The German philosopher Max Scheler remarked as early as 1912 that the word ‘elite’ was beginning to be used pejoratively. The moment the thought takes hold that some are more equal than others, people’s anger can be exploited by a demagogic leader. In the 1930, Menno ter Braak, put forward a similar analysis of national socialism as an ideology of resentment.
Such a society is no longer interested in spiritual values and striving for a higher plane, says Riemen, quite the contrary. The quality of education is going down because ‘everybody’ must be able to go to university. ‘Difficult’ art causes resentment.
Riemen believes the elite should stand up and be proud. It should defend cultural and spiritual values. ‘Striving for a higher cultural plane was always a given in the history of our civilisation but today’s elite no longer seems to be interested.’
But who’s listening to the elite these days?
‘A democratic society needs an elite to show it what to aspire to.

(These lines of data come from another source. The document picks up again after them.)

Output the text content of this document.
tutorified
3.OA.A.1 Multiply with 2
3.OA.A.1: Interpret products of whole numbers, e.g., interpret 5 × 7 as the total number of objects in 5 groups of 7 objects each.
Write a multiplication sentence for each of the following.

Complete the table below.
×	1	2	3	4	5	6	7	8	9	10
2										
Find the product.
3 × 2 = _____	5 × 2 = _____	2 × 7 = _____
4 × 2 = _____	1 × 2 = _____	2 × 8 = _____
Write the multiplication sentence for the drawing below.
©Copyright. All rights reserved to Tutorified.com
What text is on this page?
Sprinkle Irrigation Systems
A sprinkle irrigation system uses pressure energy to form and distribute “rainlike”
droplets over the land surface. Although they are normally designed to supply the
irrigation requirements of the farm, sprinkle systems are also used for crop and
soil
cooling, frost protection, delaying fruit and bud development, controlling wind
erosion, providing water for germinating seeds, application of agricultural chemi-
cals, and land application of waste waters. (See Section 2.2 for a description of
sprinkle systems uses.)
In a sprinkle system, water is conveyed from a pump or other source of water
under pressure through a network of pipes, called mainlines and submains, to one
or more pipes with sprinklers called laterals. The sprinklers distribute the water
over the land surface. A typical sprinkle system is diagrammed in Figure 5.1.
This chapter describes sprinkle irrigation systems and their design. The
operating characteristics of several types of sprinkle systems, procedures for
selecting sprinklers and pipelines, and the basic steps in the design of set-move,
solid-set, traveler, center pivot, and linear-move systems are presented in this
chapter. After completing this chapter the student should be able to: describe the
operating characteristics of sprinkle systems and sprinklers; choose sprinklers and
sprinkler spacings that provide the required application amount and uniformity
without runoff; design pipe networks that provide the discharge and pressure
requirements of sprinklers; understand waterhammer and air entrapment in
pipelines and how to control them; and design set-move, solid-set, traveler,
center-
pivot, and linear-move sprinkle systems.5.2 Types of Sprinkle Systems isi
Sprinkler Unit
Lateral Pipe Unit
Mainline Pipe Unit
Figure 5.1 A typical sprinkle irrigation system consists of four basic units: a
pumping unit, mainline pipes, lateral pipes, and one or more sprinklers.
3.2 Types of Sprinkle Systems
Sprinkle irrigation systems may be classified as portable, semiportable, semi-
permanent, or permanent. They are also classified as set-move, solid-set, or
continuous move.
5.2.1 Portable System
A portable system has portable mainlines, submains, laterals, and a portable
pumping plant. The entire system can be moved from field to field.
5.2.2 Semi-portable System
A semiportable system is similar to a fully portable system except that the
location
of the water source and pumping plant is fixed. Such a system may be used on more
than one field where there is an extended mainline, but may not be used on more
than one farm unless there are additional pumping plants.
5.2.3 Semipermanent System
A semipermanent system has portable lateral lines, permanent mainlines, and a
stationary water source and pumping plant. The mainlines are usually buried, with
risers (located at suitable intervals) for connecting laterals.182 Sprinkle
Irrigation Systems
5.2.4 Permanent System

But the business elite has been disgraced. The intellectual elite doesn’t take itself seriously and all the media elite wants to do is sell. The political elite has no ideals left and is only interested in votes.’
Wilders says it’s the radical muslims that are the fascists.
‘There is no religion without fundamentalism. There are Christian fundamentalists who blow up abortion clinics. But it would be a nonsense to say all Christians are like that.’